Myers Counseling Group



Myers Counseling Group

Counseling the whole person

Figuring Out Where to Stand for Parents

Figuring Out Where to Stand for Parents

This time of year, can be challenging for both parents and teenagers. There are students who are putting in a heroic effort toward improving their grades as the school year comes to an end. For another group of students, it can prove to be a make it or break it time for grades. Struggling students find themselves at a crucial juncture for passing or obtaining a higher grade. Parents of these children are facing tough choices. They could push their children to improve their grades or pass their class, leave them to their own devices, or somewhere in between. There are advantages and disadvantages to each approach.

One approach is the hands-on manager role. Parents choose to monitor their children’s progress daily. This could include any or all the following:  look on school’s website for grades, missed or incomplete assignments, and progress with tests, homework would be checked, backpacks have gone through, study time observed, and backpacks gone through. This would entail a lot of effort on the parent and most likely resistance on the child’s part. The potential fallout is a hostile home environment and power struggles.
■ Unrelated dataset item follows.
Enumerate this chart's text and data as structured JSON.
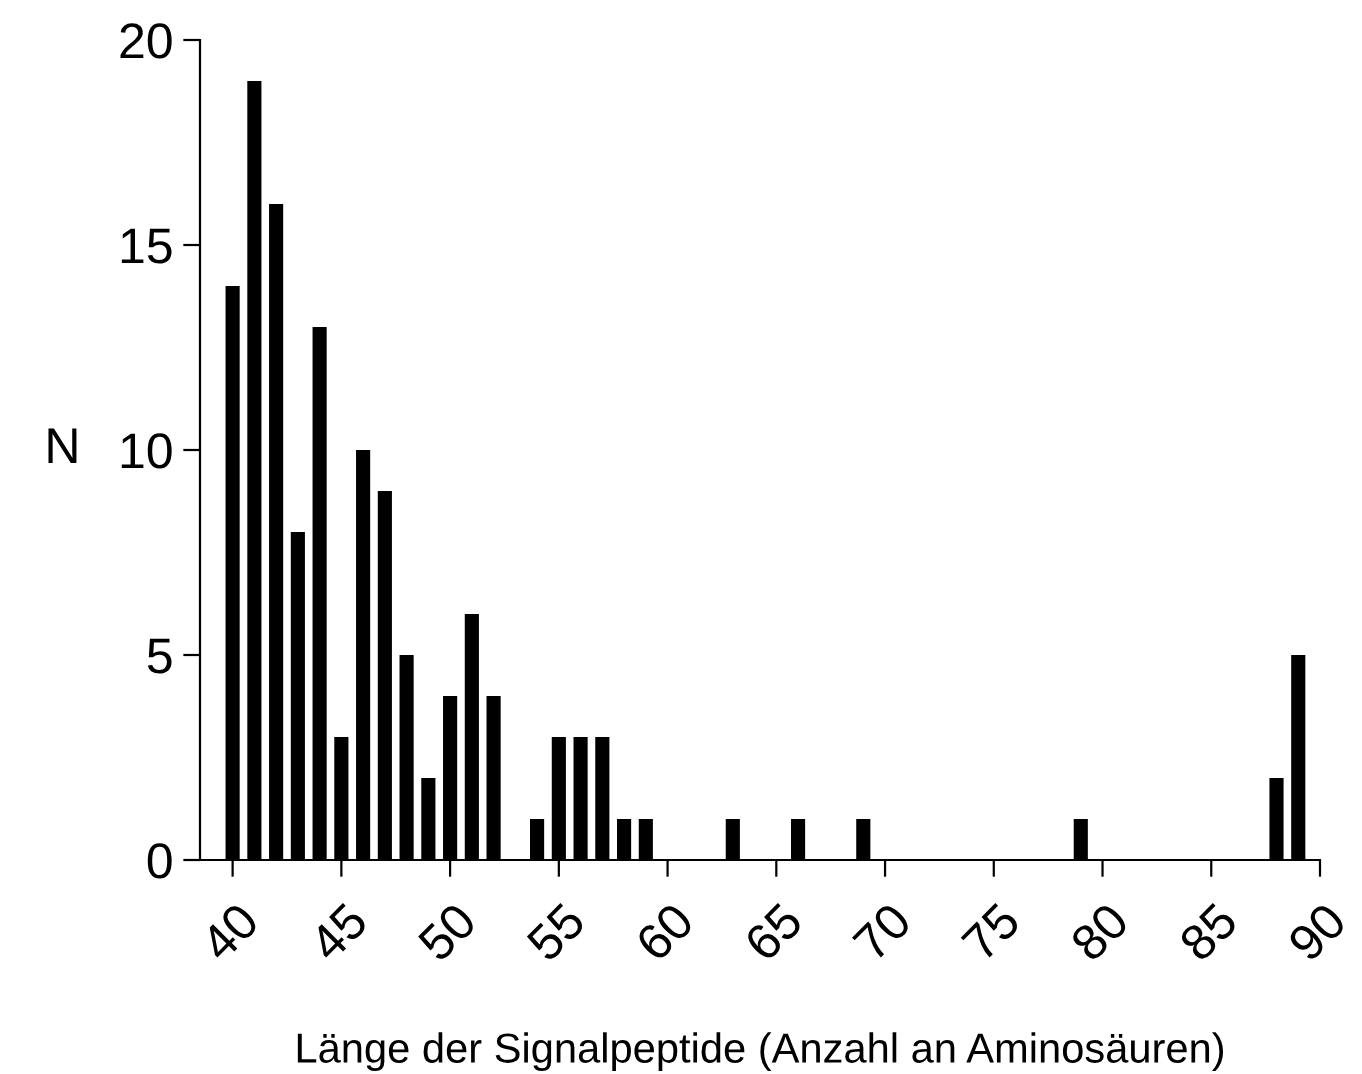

The advantages to a parent deciding on this approach is a parent would have more confidence their child would get the work done.

Another approach is you show me you could do it or else. In this role, the parent sets clear expectations for the child, assists (not manages) the child in their work (if requested), and presents consequences if the expectations are not met. The advantages to this approach include less combative home, increased independence for the child, implementation of problem-solving skills for the youth, and overall less stressful home.  The disadvantages for a child who is not motivated lacks problem-solving skills, or has difficulties in asking for help, they could struggle or fail without hands on assistance.

The last approach a parent could look at is a see ya at the finish line. A parent lets the child know how important school is, how important good grades (or passing) and leave the child to set their own goals. A parent using this approach either feeling confident their child shares the same goals regarding school as they do, or believes in a youth setting their own priorities for school. The advantages would be less stress and fighting about grades. The disadvantages could include lower or failing grades. A child could also have an impression from a parent that school may not be important.

Whichever approach a parent decides on, they should evaluate the disadvantages and advantages to each one. If a parent cannot accept the consequences that a child may experience with failing or poor grades, the last two approaches may not work. If a parent takes on a hands-on manager approach, it is important they settle into a mindset for this journey. Remember what you are signing up for. Understand motivation or priorities for this child is different than the parent. It may be a difficult journey but a journey a parent feels worthwhile.

There is not one ideal approach that would work. Working with unmotivated youth is difficult. At times, coming up with consequences could be frustrating. If a parent does decide to introduce consequences, it is important that they be clear and consistent.  Also, avoid lecturing as most youth will tune you out. Lastly, consider outside help. Professional counseling could help a parent with parenting strategies, determine if there are other reasons for poor school choices (learning, social, or emotional), and possibly motivational tools for the youth.